GEORGE, a clergyman of the church of England, and author of several learned works, was born about the year 1710. He was educated at Wadham College, Oxford, and took the degree of A.M. in 1773. The first ecclesiastical preferment he obtained was that of curate of Islip, in Oxfordshire. In 1747 he published, in 8vo, some observations tending to illustrate the Book of Job. In 1750 he published two dissertations: one on the meaning of the word Kesita, mentioned in Job (chap. xlii. ver. 11); and another on the signification of the word Hermes.
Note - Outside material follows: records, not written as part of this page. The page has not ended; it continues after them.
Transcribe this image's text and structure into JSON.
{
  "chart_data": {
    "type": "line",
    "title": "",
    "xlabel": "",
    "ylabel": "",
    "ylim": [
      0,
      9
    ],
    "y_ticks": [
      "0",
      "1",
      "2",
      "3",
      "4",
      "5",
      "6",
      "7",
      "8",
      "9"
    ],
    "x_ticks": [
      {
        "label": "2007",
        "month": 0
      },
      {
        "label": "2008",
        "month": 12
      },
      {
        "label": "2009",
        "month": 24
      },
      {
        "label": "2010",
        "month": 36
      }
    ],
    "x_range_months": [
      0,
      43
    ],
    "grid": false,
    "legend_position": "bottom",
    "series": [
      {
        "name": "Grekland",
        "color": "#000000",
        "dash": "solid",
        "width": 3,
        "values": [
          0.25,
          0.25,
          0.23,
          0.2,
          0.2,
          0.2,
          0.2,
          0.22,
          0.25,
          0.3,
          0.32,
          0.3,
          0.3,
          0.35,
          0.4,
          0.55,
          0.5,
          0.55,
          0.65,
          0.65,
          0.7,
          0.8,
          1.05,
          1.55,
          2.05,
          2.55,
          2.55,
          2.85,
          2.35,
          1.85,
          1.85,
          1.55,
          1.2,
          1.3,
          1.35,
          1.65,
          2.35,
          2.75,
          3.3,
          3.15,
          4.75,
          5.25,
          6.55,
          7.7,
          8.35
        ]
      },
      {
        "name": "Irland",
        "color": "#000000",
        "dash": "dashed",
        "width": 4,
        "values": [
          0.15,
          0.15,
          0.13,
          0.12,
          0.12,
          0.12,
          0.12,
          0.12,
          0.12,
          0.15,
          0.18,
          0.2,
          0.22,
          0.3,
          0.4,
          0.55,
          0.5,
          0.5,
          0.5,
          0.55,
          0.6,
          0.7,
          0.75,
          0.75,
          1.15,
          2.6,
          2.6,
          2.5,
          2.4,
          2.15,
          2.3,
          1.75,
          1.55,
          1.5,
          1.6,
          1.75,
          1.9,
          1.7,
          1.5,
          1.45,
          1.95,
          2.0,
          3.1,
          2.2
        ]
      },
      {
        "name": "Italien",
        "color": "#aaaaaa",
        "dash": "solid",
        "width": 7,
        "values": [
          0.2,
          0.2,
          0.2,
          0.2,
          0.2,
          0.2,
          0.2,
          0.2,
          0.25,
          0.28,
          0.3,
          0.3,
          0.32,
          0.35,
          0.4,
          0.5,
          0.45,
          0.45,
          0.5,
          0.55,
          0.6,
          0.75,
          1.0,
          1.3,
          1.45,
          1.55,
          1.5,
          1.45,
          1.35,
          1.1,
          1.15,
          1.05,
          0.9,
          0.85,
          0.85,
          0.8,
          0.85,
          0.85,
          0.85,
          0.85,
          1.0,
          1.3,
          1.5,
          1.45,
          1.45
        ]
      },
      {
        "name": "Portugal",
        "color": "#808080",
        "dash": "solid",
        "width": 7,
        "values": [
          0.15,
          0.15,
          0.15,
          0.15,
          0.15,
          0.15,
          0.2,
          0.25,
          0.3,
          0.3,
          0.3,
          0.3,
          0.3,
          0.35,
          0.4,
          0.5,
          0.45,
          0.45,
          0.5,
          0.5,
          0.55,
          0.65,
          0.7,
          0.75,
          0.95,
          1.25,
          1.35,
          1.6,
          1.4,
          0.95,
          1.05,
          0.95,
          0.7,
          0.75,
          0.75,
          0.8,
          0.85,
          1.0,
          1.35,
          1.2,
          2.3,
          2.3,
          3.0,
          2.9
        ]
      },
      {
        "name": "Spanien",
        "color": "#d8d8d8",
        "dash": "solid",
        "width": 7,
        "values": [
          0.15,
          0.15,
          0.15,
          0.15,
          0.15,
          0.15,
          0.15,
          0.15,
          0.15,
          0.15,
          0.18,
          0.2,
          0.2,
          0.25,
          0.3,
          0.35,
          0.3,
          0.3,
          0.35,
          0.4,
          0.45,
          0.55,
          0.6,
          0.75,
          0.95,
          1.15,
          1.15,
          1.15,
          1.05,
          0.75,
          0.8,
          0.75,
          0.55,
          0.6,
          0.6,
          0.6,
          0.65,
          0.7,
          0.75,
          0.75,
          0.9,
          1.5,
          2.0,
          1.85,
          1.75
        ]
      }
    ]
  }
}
In 1752 he published in 8vo; at Oxford, Dissertationes dua Critico-sacrae, quarum primum explicatur, Ezeh. xii. 18, altera vero 2 Reg. x. 22. In 1775 he wrote a letter to Dr. Birch, which is preserved in the British Museum, respecting the meaning of the phrase sphera barbarica. Some time after this he undertook to publish a second edition of Dr. Hyde's Historia Religiosum veterum Persarum, eorumque Mogomorium, which was accordingly printed under his inspection and with his corrections, at the Clarendon Press at Oxford, in 4to. In 1760 Mr. Costard's extensive learning having recommended him to the notice of Lord Chancellor Northington, he obtained, by the favour of that nobleman (in June 1764), the vicarage of Twickenham, in Middlesex; in which situation he continued till his death. In 1797 he published, in one volume quarto, The History of Astronomy, with its application to Geography, History, and Chronology, and occasionally exemplified by the Globes. This work was chiefly intended for the use of students, and contains a distinct view of the several improvements made in geography and astronomy. In 1778 he published, in 8vo, A Letter to Nathaniel Brassey Halhed, Esq., containing some Remarks on his preface to the Code of Gentoo Laws. This appears to have been the last of his publications. It contains criticisms which were intended to invalidate the opinion which Mr. Halhed had conceived concerning the great antiquity of the Gentoo laws; and also arguments against a notion which had been adopted by several writers, drawn from the observation of natural phenomena, that the world is far more ancient than it is represented to be by the Hebrew chronology. Mr. Costard died on the 10th of January 1782. He was a man of uncommon learning, and eminently skilled in Grecian and oriental literature.